Entertainment giant Walt Disney (NYSE:DIS) is going all-in on streaming. The company unveiled a major reorganization on Monday ultimately meant to augment its already incredible success with Disney+. CEO Bob Chapek confirmed in a subsequent interview with CNBC that streaming is now indeed the company's priority.
It's almost certainly the right move. Consumers were moving away from cable television and toward streaming anyway. The COVID-19 pandemic only accelerated this shift.
If you think this expanded effort is going to be easy money for Disney though, think again.
Switching gears, as merited
Walt Disney will reconfigure its media networks division, studio entertainment arm, and direct-to-consumer and international unit. Going forward, one division will just focus on making shows and movies, while another arm will monetize these creations as it sees fit. "Managing content creation distinct from distribution will allow us to be more effective and nimble in making the content consumers want most, delivered in the way they prefer to consume it," Chapek said Disney's announcement.

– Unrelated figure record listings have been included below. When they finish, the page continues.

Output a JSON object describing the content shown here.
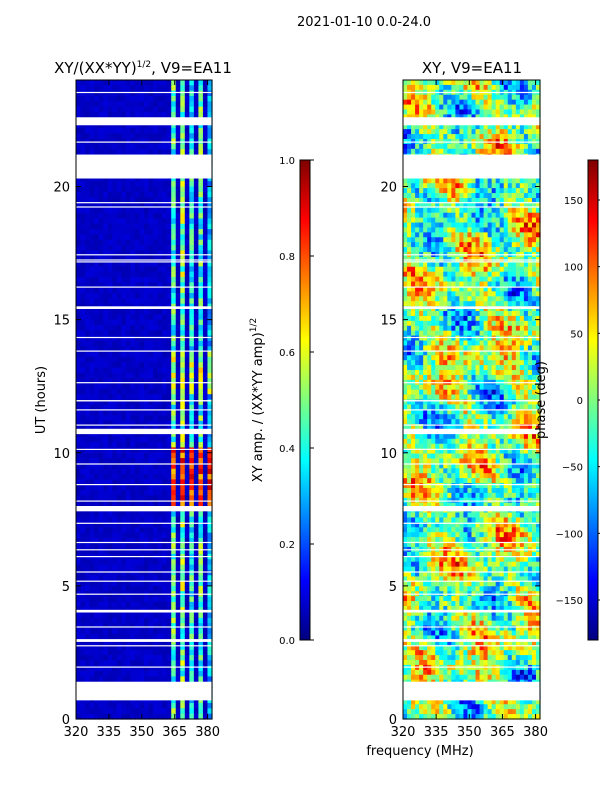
{
  "suptitle": "2021-01-10 0.0-24.0",
  "chart_data": [
    {
      "type": "heatmap",
      "title": "XY/(XX*YY)",
      "title_sup": "1/2",
      "title_suffix": ", V9=EA11",
      "xlabel": "",
      "ylabel": "UT (hours)",
      "xlim": [
        320,
        382
      ],
      "ylim": [
        0,
        24
      ],
      "xticks": [
        320,
        335,
        350,
        365,
        380
      ],
      "yticks": [
        0,
        5,
        10,
        15,
        20
      ],
      "bright_channels": [
        {
          "x": [
            363,
            366
          ],
          "value": 0.5
        },
        {
          "x": [
            367,
            370
          ],
          "value": 0.55
        },
        {
          "x": [
            371,
            373.5
          ],
          "value": 0.45
        },
        {
          "x": [
            375,
            378
          ],
          "value": 0.5
        },
        {
          "x": [
            379.5,
            381
          ],
          "value": 0.35
        }
      ],
      "high_band": {
        "y": [
          7.9,
          10.2
        ],
        "value": 0.85
      },
      "mid_band": {
        "y": [
          12.2,
          13.8
        ],
        "value": 0.6
      },
      "gaps": [
        [
          0.7,
          1.4
        ],
        [
          20.3,
          21.2
        ],
        [
          22.3,
          22.6
        ],
        [
          10.7,
          10.9
        ],
        [
          7.8,
          8.0
        ],
        [
          4.0,
          4.1
        ],
        [
          2.9,
          3.0
        ],
        [
          15.4,
          15.5
        ]
      ],
      "colorbar": {
        "label": "XY amp. / (XX*YY amp)",
        "label_sup": "1/2",
        "range": [
          0.0,
          1.0
        ],
        "ticks": [
          "0.0",
          "0.2",
          "0.4",
          "0.6",
          "0.8",
          "1.0"
        ],
        "colormap": "jet"
      }
    },
    {
      "type": "heatmap",
      "title": "XY, V9=EA11",
      "xlabel": "frequency (MHz)",
      "ylabel": "",
      "xlim": [
        320,
        382
      ],
      "ylim": [
        0,
        24
      ],
      "xticks": [
        320,
        335,
        350,
        365,
        380
      ],
      "yticks": [
        0,
        5,
        10,
        15,
        20
      ],
      "value_range": [
        -180,
        180
      ],
      "gaps": [
        [
          0.7,
          1.4
        ],
        [
          20.3,
          21.2
        ],
        [
          22.3,
          22.6
        ],
        [
          10.7,
          10.9
        ],
        [
          7.8,
          8.0
        ],
        [
          4.0,
          4.1
        ],
        [
          2.9,
          3.0
        ],
        [
          15.4,
          15.5
        ]
      ],
      "colorbar": {
        "label": "phase (deg)",
        "range": [
          -180,
          180
        ],
        "ticks": [
          "−150",
          "−100",
          "−50",
          "0",
          "50",
          "100",
          "150"
        ],
        "tick_values": [
          -150,
          -100,
          -50,
          0,
          50,
          100,
          150
        ],
        "colormap": "jet"
      }
    }
  ]
}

A wide swath of those consumers clearly want it streamed. As of the latest reported headcount, subscription-based streaming service Disney+ boasts 60.5 million customers. That's not bad for a platform that's been up and running for less than a year. The company's initial expectations were for a customer base of between 60 million and 90 million subscribers -- by 2024.
It remains to be seen if Disney+ (with the help of Hulu and ESPN+), however, can actually drive enough meaningful revenue and revenue growth in the future to fully justify the reorganization and new focus.
The table below puts things in perspective. Given the last known subscriber counts for each service and the disclosed per-customer monthly revenue data Disney is still supplying, the company's key streaming services are currently driving right around $11 billion worth of annualized sales.
|Subscribers||Avg. Monthly Revenue
|Disney+||60.5 million||$4.62||$3.35 billion|
|ESPN+||8.5 million||$4.18||$0.43 billion|
|Hulu||32.1 million||$11.39||$4.39 billion|
|Hulu w/Live TV||3.4 million||$68.11||$2.78 billion|
|Total|| $10.95 billion
It's a solid start, but it doesn't put the ball in the end zone, so to speak. For perspective, $24.8 billion worth of Disney's fiscal 2019 top line of $69.6 billion came from its television businesses like ABC and ESPN. Another $11.1 billion was driven by movies. Also notice how little is actually being collected per customer for Disney's streaming services.
But streaming is the direction the business is headed.
Two fresh challenges
There are two ways to get more out of Disney's streaming businesses, of course. One is adding more subscribers. The second is raising its effective prices. Neither will be easy though, especially now.
As for adding more paying customers, UBS analyst John Hodulik already sees subtle evidence of a headwind. While he acknowledges most U.S. households have yet to test drive Disney+, he also points to the gradual easing of coronavirus lockdowns that funneled people toward the new streaming option earlier this year. There's also the upcoming end to a Verizon promotion that offered a year's worth of free Disney+ to new wireless customers. That year is almost up, and Ampere analyst Tony Maroulis doesn't expect all of those subsidized subscribers to stick with the service.
If Verizon customers call it quits, Disney+ and the company's other streaming services could see growth stall. Why would customers leave? A plethora of alternatives have come to the market just in recent months, kicking off a price war.
Remember those low monthly fees that Disney is collecting for its streaming services? They may be low for the foreseeable future. Not only are Comcast's Peacock and HBO Max from AT&T media entertainment unit Warner Brothers also low-cost competitors, but free-to-watch, ad-supported video names like Comcast's Xumo and Fox's Tubi have collectively added tens of millions of new viewers just since the end of 2019. It's tough to top the price of free. TV watchers, as it turns out, are basically OK with the occasional television commercial if it makes their streaming service cost less.
Underscoring this price challenge is the results of a survey performed by The Trade Desk early this year. That survey suggests that nearly 60% of U.S. consumers don't want to pay more than $20 per month for streaming services. Only one-fourth said they'd pay more than $30. Netflix and Prime from Amazon, however, were most people's first and second choices of streaming services. Disney's Hulu was a third choice for consumers willing to pay for three services, but that was a distant third.
The low-hanging fruit has been picked
Even before Disney+ launched in November, UBS found that nearly 80% of U.S. consumers had heard of the planned service, and 43% said they intended to sign up. If the pandemic didn't get them on board when it was still fairly new, it seems less likely it will happen now.
That's not to say it's a lost cause. Quite the contrary. Walt Disney can and probably will add plenty more streaming customers in the near future, here and abroad.
With unproven pricing power in an increasingly competitive market though, it would be naive to think the next 60 million paying Disney+ subscribers are going to be won anywhere nearly as easily or as quickly as the first 60 million were. Ditto for ESPN+ and Hulu, which are even older than Disney+. The excitement that stems from novelty has simply worn off.